In den letzten Jahren wurde gerade über die Herkunftsdeklaration von Honig viel diskutiert. Mit der Revision der sogenannten „Frühstücksrichtlinien“ durch die EU wurden dafür im Mai 2024 neue Regelungen eingeführt. Worum genau geht es dabei, und was hat sich verändert?

Auf jedem Honigglas, das in der EU verkauft wird, muss stehen, woher der enthaltene Honig stammt. Das sieht die EU-Honig-Richtlinie bereits seit 2005 vor. Auf dem Etikett konnten entweder einzelne oder, falls zutreffend, mehrere Herkunftsländer angegeben werden. Da Honig, wie z.B. auch Kaffee, häufig eine Mischung aus Honigen verschiedener Länder ist, waren darüber hinaus bisher alternativ die Angaben „Mischung aus EU-Ländern“, „Mischung aus Nicht-EU-Ländern“ oder „Mischung aus EU- und Nicht-EU-Ländern“ zulässig. Das hat sich nun mit der Revision geändert. Nach einer Übergangsfrist von 24 Monaten (also ab Juni 2026) müssen alle Herkunftsländer auf dem Honigglas aufgeführt werden, und zwar in absteigender Reihenfolge entsprechend der Mengenanteile an der Honigmischung. Zusätzlich müssen Prozentangaben darüber informieren, wie viel Honig aus welchem Land genau anteilig in einem Honigglas enthalten sind.

 

Halten Sie die neue Regelung für sinnvoll?

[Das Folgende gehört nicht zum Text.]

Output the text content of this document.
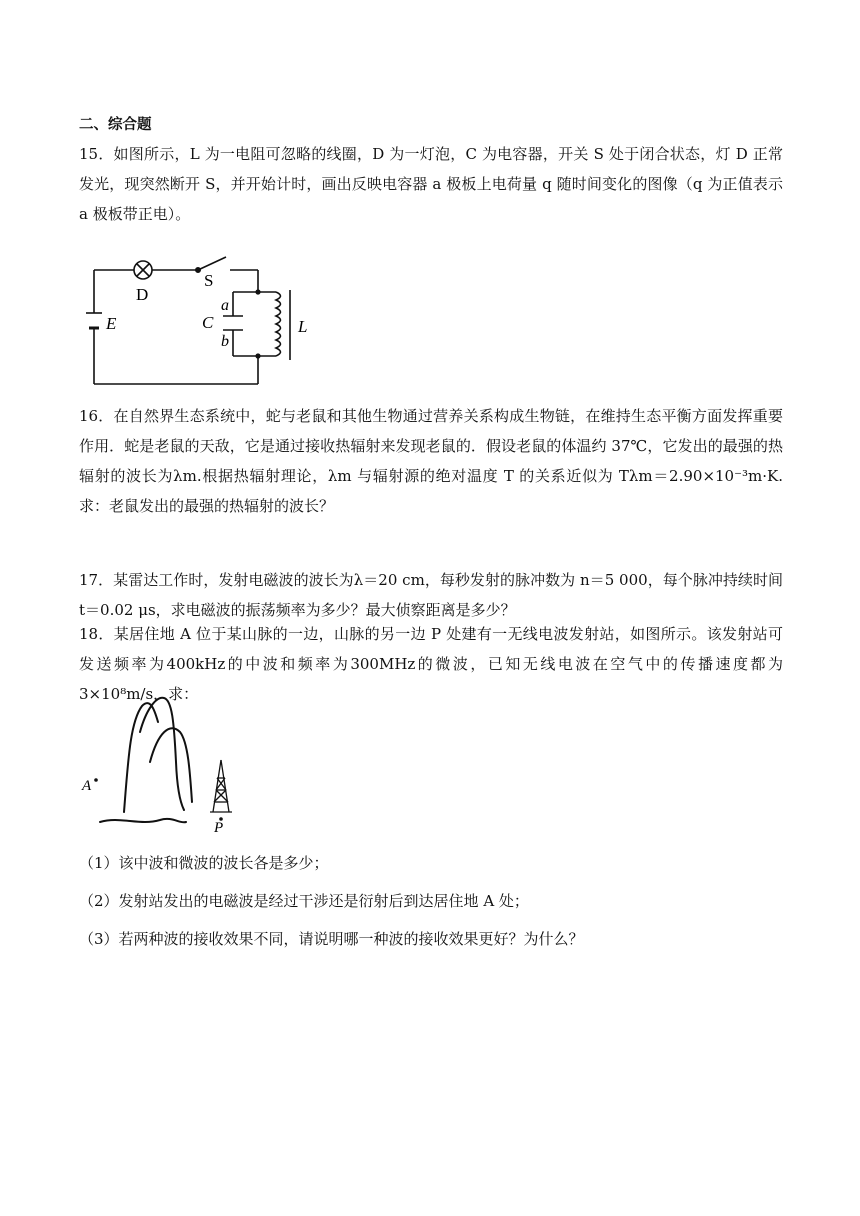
二、综合题
15．如图所示，L 为一电阻可忽略的线圈，D 为一灯泡，C 为电容器，开关 S 处于闭合状态，灯 D 正常发光，现突然断开 S，并开始计时，画出反映电容器 a 极板上电荷量 q 随时间变化的图像（q 为正值表示 a 极板带正电）。
D
S
E	C
a
b
L
16．在自然界生态系统中，蛇与老鼠和其他生物通过营养关系构成生物链，在维持生态平衡方面发挥重要作用．蛇是老鼠的天敌，它是通过接收热辐射来发现老鼠的．假设老鼠的体温约 37℃，它发出的最强的热辐射的波长为λm.根据热辐射理论，λm 与辐射源的绝对温度 T 的关系近似为 Tλm＝2.90×10⁻³m·K.求：老鼠发出的最强的热辐射的波长？
17．某雷达工作时，发射电磁波的波长为λ＝20 cm，每秒发射的脉冲数为 n＝5 000，每个脉冲持续时间 t＝0.02 μs，求电磁波的振荡频率为多少？最大侦察距离是多少？
18．某居住地 A 位于某山脉的一边，山脉的另一边 P 处建有一无线电波发射站，如图所示。该发射站可发送频率为400kHz的中波和频率为300MHz的微波，已知无线电波在空气中的传播速度都为3×10⁸m/s，求：
A
P
（1）该中波和微波的波长各是多少；
（2）发射站发出的电磁波是经过干涉还是衍射后到达居住地 A 处；
（3）若两种波的接收效果不同，请说明哪一种波的接收效果更好？为什么？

Als Honig-Verband begrüßen wir es, wenn die Transparenz für Verbrauchende steigt und sehen daher die Angabe der Herkunftsländer auf dem Etikett als Verbesserung der bisherigen Regel an. Deshalb haben wir uns auch im Gesetzgebungsverfahren eingebracht und den Vorschlag der Kommission, die Herkunftsländer einzeln auf dem Etikett aufzuführen, unterstützt. Aufgrund technischer Gegebenheiten und aus Platzgründen auf dem Etikett hatten wir allerdings vorgeschlagen, dass die Kennzeichnung mit den ISO 3166 alpha-2 Ländercodes möglich sein sollte. Das wurde leider nicht aufgegriffen. Die Angabe von Prozentanteilen und Listung der Herkunftsländer in absteigender Reihenfolge nach Mengenanteilen halten wir hingegen für sehr problematisch. Denn die zusätzliche Angabe der einzelnen Mengenanteile je Herkunft erhöht den technischen und organisatorischen Aufwand für die Unternehmen enorm und schafft keinen Mehrwert für die Verbrauchenden. Honig ist und bleibt ein Naturprodukt. Die Angabe der Herkunftsländer in den Mischungen wie auch der Mischungsanteile wird sich laufend ändern.

 

Warum?

Durch unterschiedliche Witterungsbedingungen oder andere natürliche Faktoren unterscheidet sich jede Honigernte einer Region von der Ernte davor. Extreme Wetterlagen oder Bienenkrankheiten können auch ganze Ernten vernichten. Um diesen natürlichen Schwankungen und Lieferengpässen zuvorzukommen, wird Honig gemischt. Durch eine Anpassung der Mischverhältnisse können ein stets gleichbleibender Geschmack und eine hohe Qualität gewährleistet werden. Einige vergleichbare Honigsorten, wie z.B. Sonnenblumenhonig oder Rapshonig, werden in mehreren Ländern geerntet. Die Länderherkunft des Honigs ist daher für die Auswahl der Honige bisher nicht entscheidend. Mit der neuen Regelung werden Betriebe eine Länderauswahl treffen, um zukünftig die Anforderungen an die Etikettierung überhaupt umsetzen zu können. Schlichtweg ist die Anzahl der Länder in einer Honigmischung zukünftig ein Thema des verfügbaren Platzes auf dem Etikett. Das wird Imkereien in einigen Lieferländern treffen. Außerdem sind Angaben zu den Mischungsanteilen laufend anzupassen und Reihenfolgen der Länder zu prüfen – ein enormer Aufwand, der den Verbrauchenden keinen Mehrwert bietet. Denn an Geschmack und Qualität des Honigs ändert sich nichts.

 

Das Mischverhältnis von Honig aus den verschiedenen Herkunftsländern hat also keinen Einfluss auf die Qualität?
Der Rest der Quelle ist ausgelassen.